A propriedade de Avelino Bianchi, em Linha América, interior de Erechim, será palco na tarde de hoje, a partir das 16h, do início da colheita da uva, na abertura da 16ª Festa di Bacco. Os parreirais serão cenário de uma grande festa típica da cultura italiana que terá pronunciamento de autoridades e atrações artísticas. Logo após, haverá degustação de produtos coloniais.

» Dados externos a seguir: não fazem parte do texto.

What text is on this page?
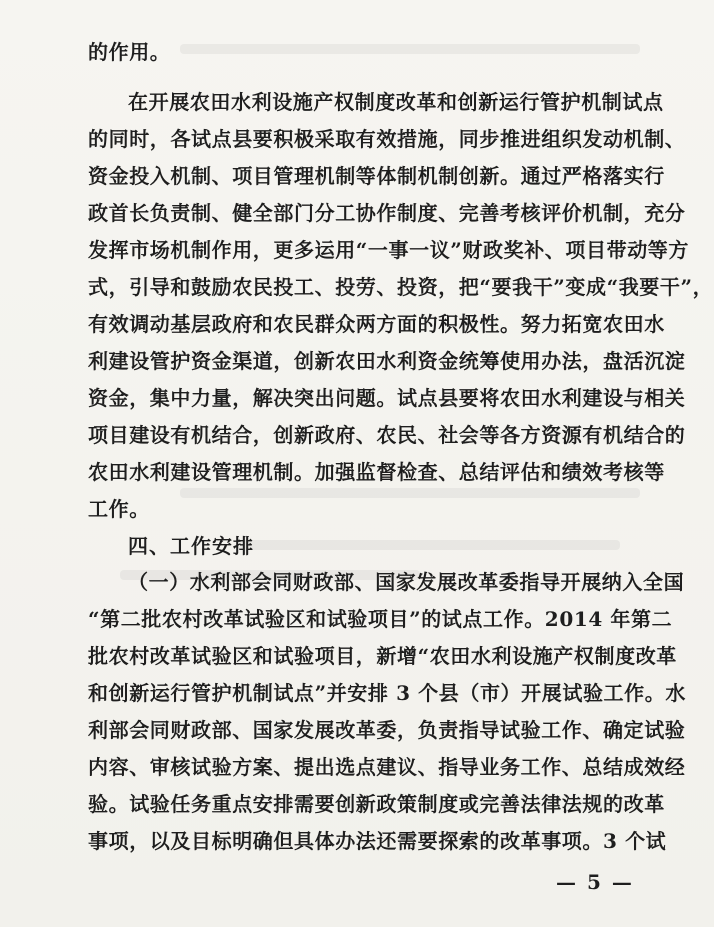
的作用。
在开展农田水利设施产权制度改革和创新运行管护机制试点
的同时，各试点县要积极采取有效措施，同步推进组织发动机制、
资金投入机制、项目管理机制等体制机制创新。通过严格落实行
政首长负责制、健全部门分工协作制度、完善考核评价机制，充分
发挥市场机制作用，更多运用“一事一议”财政奖补、项目带动等方
式，引导和鼓励农民投工、投劳、投资，把“要我干”变成“我要干”，
有效调动基层政府和农民群众两方面的积极性。努力拓宽农田水
利建设管护资金渠道，创新农田水利资金统筹使用办法，盘活沉淀
资金，集中力量，解决突出问题。试点县要将农田水利建设与相关
项目建设有机结合，创新政府、农民、社会等各方资源有机结合的
农田水利建设管理机制。加强监督检查、总结评估和绩效考核等
工作。
四、工作安排
（一）水利部会同财政部、国家发展改革委指导开展纳入全国
“第二批农村改革试验区和试验项目”的试点工作。2014 年第二
批农村改革试验区和试验项目，新增“农田水利设施产权制度改革
和创新运行管护机制试点”并安排 3 个县（市）开展试验工作。水
利部会同财政部、国家发展改革委，负责指导试验工作、确定试验
内容、审核试验方案、提出选点建议、指导业务工作、总结成效经
验。试验任务重点安排需要创新政策制度或完善法律法规的改革
事项，以及目标明确但具体办法还需要探索的改革事项。3 个试
— 5 —
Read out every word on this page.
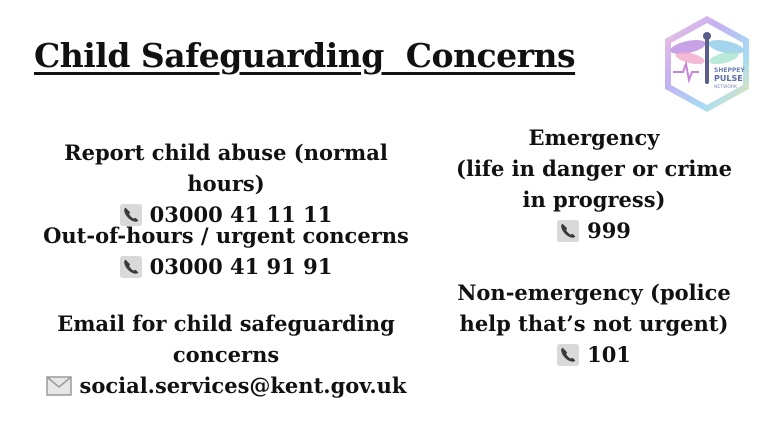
Child Safeguarding  Concerns	SHEPPEY
PULSE
NETWORK
Report child abuse (normal hours)
03000 41 11 11
Out-of-hours / urgent concerns
03000 41 91 91
Email for child safeguarding
concerns
social.services@kent.gov.uk
Emergency
(life in danger or crime
in progress)
999
Non-emergency (police
help that’s not urgent)
101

O produtor Avelino Bianchi cultiva cinco hectares com as uvas Izabel preta, rosa e branca. 80% da produção vende na forma in natura para mercados de Erechim e Santa Catarina e o restante para produção de vinho e suco. Avelino diz que a expectativa é colher 110 mil toneladas, mas o momento é preocupante em função do excesso de chuva, alguns gomos já começaram a abrir e ocorrer danos. “Tínhamos tudo para ter uma safra de excelente qualidade e em tamanho de cacho”, diz.
Avelino participa desde o primeiro encontro da uva e o cultivo de uva vem desde os seus pais.
A Festa di Bacco segue de 15 de janeiro a 19 de fevereiro, sempre a partir das 14h, no Seminário.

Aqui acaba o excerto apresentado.